IMF downgrades UK growth forecast, predicting only economic decline among G-7 countries
- The International Monetary Fund expects the U.K. economy to contract by 0.6% this year, having previously forecast slight growth.
- It is the only "advanced economy" it forecast to decline, and was worse than the 0.3% fall it sees Russia's economy experiencing.
- Some analysts struck a note of caution, saying it was unclear what had driven the downgrade and that the U.K. could well beat the estimate.
LONDON — The International Monetary Fund downgraded its outlook for the U.K. economy even as it turns more optimistic on global growth.
Its new 2023 forecast on Monday evening also sees the U.K. as the only "advanced economy" to contract, by 0.6%. This is 0.9 percentage points lower than its previous estimate.
It is also worse than its outlook for Russia, where it forecasts a 0.3% decline.
IMF Head of Research Pierre-Olivier Gourinchas said there were three main reasons: The U.K.'s high exposure to natural gas, with higher market prices being passed on to consumers; employment remaining below its pre-pandemic level despite a very tight labor market, resulting in less production; and sharp monetary tightening.
However, the group did revise its 2024 outlook for the U.K. upward, from an expansion of 0.6% to 0.9%.
The IMF forecasts 1.4% growth in the U.S. in 2023, 0.7% growth in the euro area, 1.8% growth in Japan and 1.5% growth in Canada.
Meanwhile, it hiked its outlook for the global economy by 0.2 percentage points from its last report in October, to 2.9%.
That is still weak by historical standards, but factors including China's Covid-19 reopening, a robust labor market and household consumption in the U.S. and better-than-expected adaptation to the energy crisis in Europe have brightened the picture, the IMF says.
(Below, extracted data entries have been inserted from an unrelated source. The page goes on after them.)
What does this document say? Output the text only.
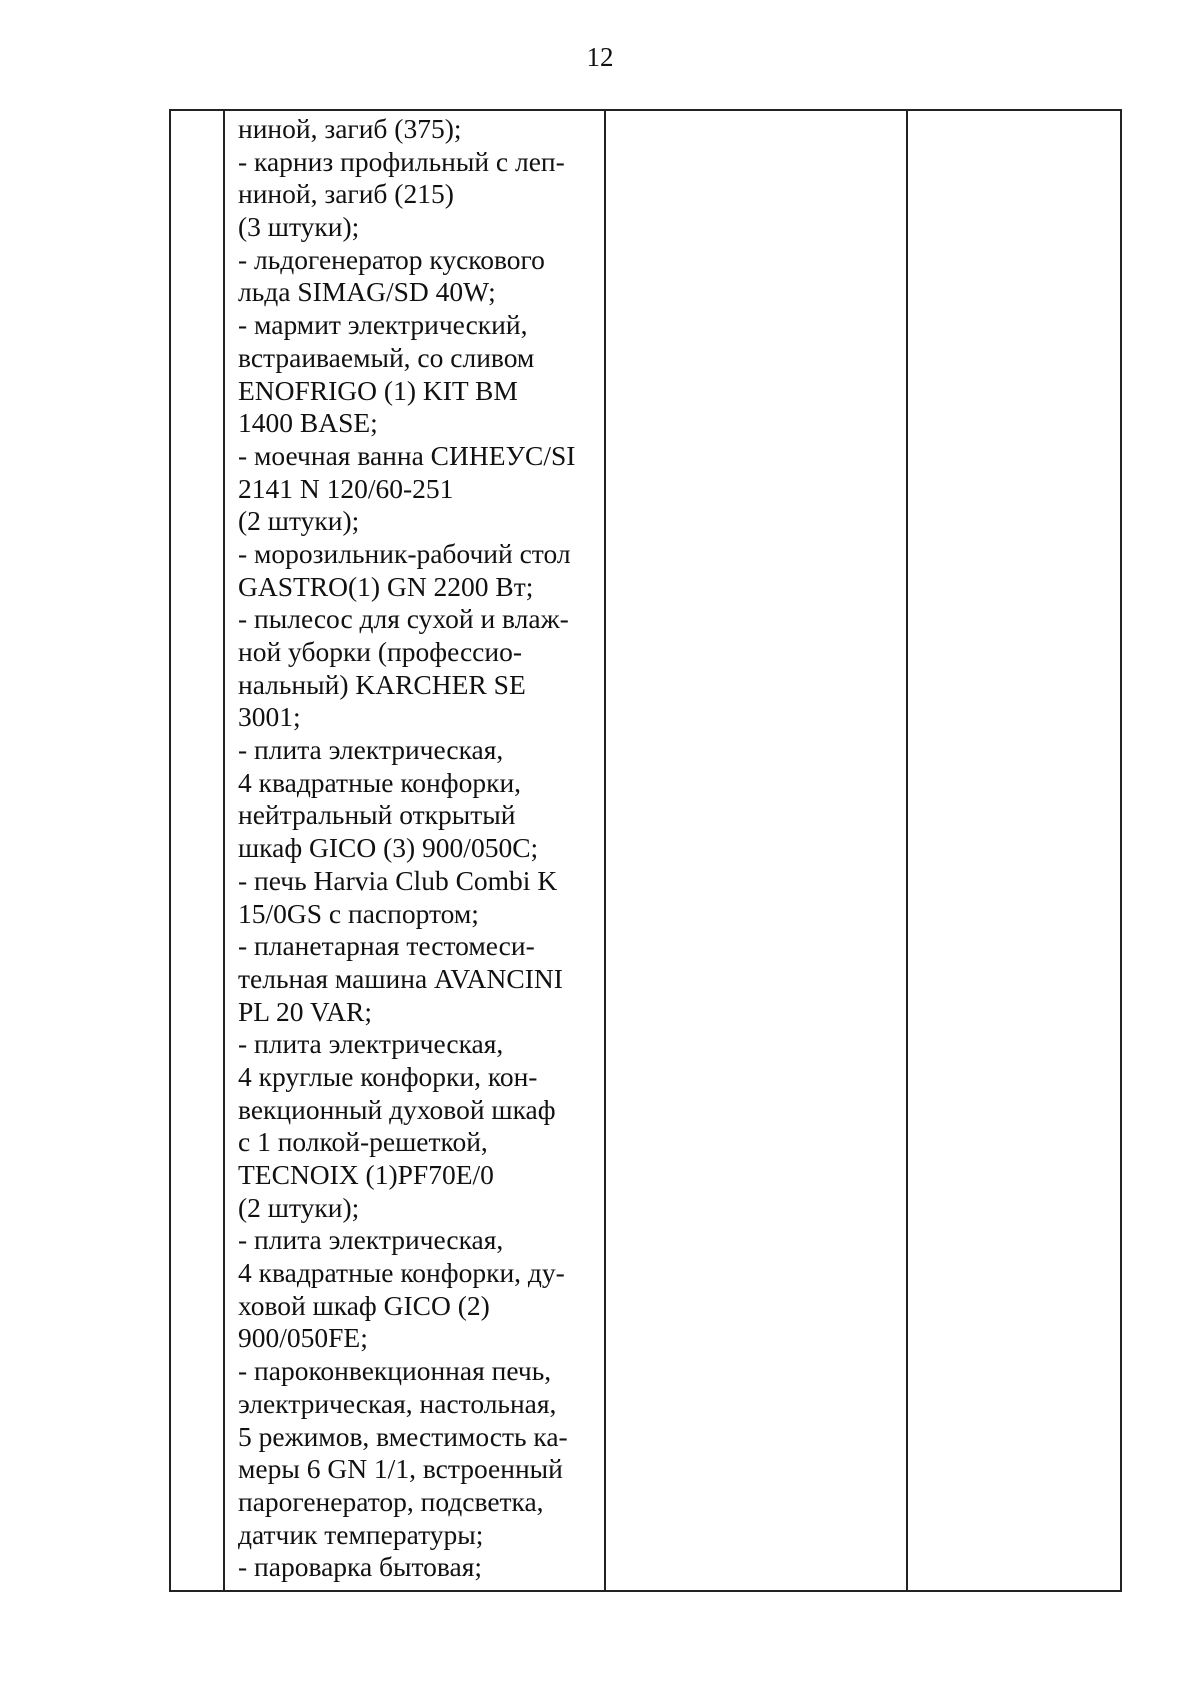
12
ниной, загиб (375);
- карниз профильный с леп-
ниной, загиб (215)
(3 штуки);
- льдогенератор кускового
льда SIMAG/SD 40W;
- мармит электрический,
встраиваемый, со сливом
ENOFRIGO (1) KIT BM
1400 BASE;
- моечная ванна СИНЕУС/SI
2141 N 120/60-251
(2 штуки);
- морозильник-рабочий стол
GASTRO(1) GN 2200 Вт;
- пылесос для сухой и влаж-
ной уборки (профессио-
нальный) KARCHER SE
3001;
- плита электрическая,
4 квадратные конфорки,
нейтральный открытый
шкаф GICO (3) 900/050C;
- печь Harvia Club Combi K
15/0GS с паспортом;
- планетарная тестомеси-
тельная машина AVANCINI
PL 20 VAR;
- плита электрическая,
4 круглые конфорки, кон-
векционный духовой шкаф
с 1 полкой-решеткой,
TECNOIX (1)PF70E/0
(2 штуки);
- плита электрическая,
4 квадратные конфорки, ду-
ховой шкаф GICO (2)
900/050FE;
- пароконвекционная печь,
электрическая, настольная,
5 режимов, вместимость ка-
меры 6 GN 1/1, встроенный
парогенератор, подсветка,
датчик температуры;
- пароварка бытовая;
But it said that in the U.K. as well as other European countries, persistently high inflation and tighter fiscal and monetary policies would weigh on household budgets.
Preliminary figures out Tuesday indicated the euro zone avoided a contraction in the fourth quarter of 2022, eking out 0.1% growth versus 0.3% growth in the third quarter, though some still believe the bloc will enter a recession.
U.K. GDP is estimated to have fallen 0.3% in the third quarter, and fourth quarter results due Feb. 10 are widely expected to show another decline.
Pessimistic projections for the U.K. from teams at Goldman Sachs and KPMG have also flagged the squeeze on disposable income as a key concern, as well as a potential deterioration of the labor market this year.
The U.K. faces challenges including high long-term sickness rates and a reduction in trade due to Brexit.
Since the IMF last prepared a forecast, the U.K. has also been through the turmoil of former Prime Minister Liz Truss' budget, which was pitched as a radical plan to boost growth but was quickly reversed after sparking chaos in financial markets.
In November, the Bank of England said it expected a 1.5% decline in U.K. GDP during 2023, though it has since said a slightly improved inflation outlook and short-term fiscal support packages would improve the picture. It is likely to provide an update in its monetary policy announcement on Thursday.
Paul Johnson, director of research group the Institute for Fiscal Studies, said it was "hard to see what was driving" the IMF's U.K. forecast, and why it had "deteriorated since Autumn."
He added the year would be "tough" and see a fall in living standards and a stagnant economy, but there was little new in the IMF update.
Sophie Lund-Yates, lead equity analyst at Hargreaves Lansdown, said in a note that alongside a labor shortage and over-exposure to energy retail prices, the U.K.'s unique challenges included prohibitively high mortgage rates.
"There's a chance the U.K. could muster a better performance than the IMF is predicting, given upgrades to expectations from other bodies in recent months," she said.
"The market will remain very sensitive to interest rate and inflation readings until we have a clear path out of the stagnation."
British Finance Minister Jeremy Hunt responded to the IMF forecast: "Short-term challenges should not obscure our long-term prospects. The UK outperformed many forecasts last year, and if we stick to our plan to halve inflation, the UK is still predicted to grow faster than Germany and Japan over the coming years."
Last week he gave a speech to tech bosses urging more optimism on the U.K. economy.